Wie gehen die Zentralbanken mit der Inflation um?


28.09.21 09:00
AB

München (www.anleihencheck.de) - Die aktuellen Schuldenzwänge deuten auf eine Strategie der höheren Inflation hin, konstatieren Darren Williams und Guy Bruten vom Asset Manager AllianceBernstein (AB).

Sie seien der Meinung, dass das Goldene Zeitalter der Inflationsziele zu Ende gehe. Zu viele der Faktoren, die diesem System zugrunde gelegen hätten, hätten sich geändert. Und bei einer Inflation von 2,0 Prozent wäre es sehr schwierig, genügend finanzielle Repression zu erzeugen, um das derzeitige Schuldenniveau zu bewältigen.

Im Folgenden die Einschätzungen der beiden Experten untenstehend in Auszügen:

"Die Zwänge des Schuldenmanagements tragen dazu bei, zu erklären, warum eine weitverbreitete Japanisierung unwahrscheinlich ist. Solange die Länder nicht bereit sind, dauerhaft negative Zinsen zu akzeptieren, ist die Bewältigung einer hohen Verschuldung in einer Welt mit Null-Inflation und geringem Wachstum eine beschwerliche Aufgabe.
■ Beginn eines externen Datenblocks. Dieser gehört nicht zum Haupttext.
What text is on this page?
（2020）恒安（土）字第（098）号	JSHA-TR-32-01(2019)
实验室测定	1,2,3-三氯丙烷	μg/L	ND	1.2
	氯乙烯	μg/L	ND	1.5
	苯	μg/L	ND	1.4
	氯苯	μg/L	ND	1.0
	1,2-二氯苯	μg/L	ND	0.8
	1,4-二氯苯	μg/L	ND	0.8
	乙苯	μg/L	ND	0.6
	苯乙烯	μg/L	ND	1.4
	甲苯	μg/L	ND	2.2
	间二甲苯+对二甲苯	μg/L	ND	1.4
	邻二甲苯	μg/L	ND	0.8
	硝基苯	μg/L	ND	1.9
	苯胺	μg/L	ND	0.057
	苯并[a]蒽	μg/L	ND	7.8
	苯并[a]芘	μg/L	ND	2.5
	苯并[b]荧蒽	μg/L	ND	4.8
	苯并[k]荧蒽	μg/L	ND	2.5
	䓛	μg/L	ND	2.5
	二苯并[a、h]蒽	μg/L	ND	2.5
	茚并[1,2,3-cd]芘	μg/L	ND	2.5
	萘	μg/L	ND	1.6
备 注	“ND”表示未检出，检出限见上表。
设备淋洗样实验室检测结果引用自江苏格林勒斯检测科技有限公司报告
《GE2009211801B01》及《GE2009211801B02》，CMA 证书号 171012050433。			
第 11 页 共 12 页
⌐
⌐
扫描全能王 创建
Es gibt keine Anhaltspunkte für sehr hohe Inflationsraten, und wir halten das Szenario einer Wiederbelebung der 1970er Jahre für unwahrscheinlich - obwohl die Inflation natürlich vorübergehend auf ein sehr hohes Niveau ansteigen könnte, wenn die Welt von einem System in ein anderes übergeht.

Das Szenario, das die beste Vorlage für die kommenden Jahre bietet, ist die Zeit nach dem Zweiten Weltkrieg. Damals wie heute gewann die Haushaltspolitik an Bedeutung, und die Eindämmung der Inflation rückte in der Rangfolge nach unten, als die Regierungen begannen, umfassendere Ziele zu verfolgen. Außerdem wurde in großem Umfang auf finanzielle Repression zurückgegriffen, um die Staatsverschuldung in den Griff zu bekommen.

Einige Elemente des heutigen Umfelds sind jedoch eindeutig anders. Vor allem war das Wirtschaftswachstum in den unmittelbaren Nachkriegsjahren viel höher als heute. Das hat eindeutige Auswirkungen auf das Erreichen einiger dieser alternativen Ziele. Um beispielsweise die Verschuldung im Verhältnis zum Bruttoinlandsprodukt (BIP) zu senken, müssen die Zinsen niedriger und/oder die Inflation höher sein als in der früheren Zeit der finanziellen Repression."

Diese Art von unangenehmer Arithmetik bestärke die AB-Experten, Darren Williams und Guy Bruten, in ihrer Überzeugung, dass die politische Landschaft und die damit verbundenen geldpolitischen Entscheidungen letztendlich die Tür zu einer höheren Inflation öffnen würden. (28.09.2021/alc/a/a)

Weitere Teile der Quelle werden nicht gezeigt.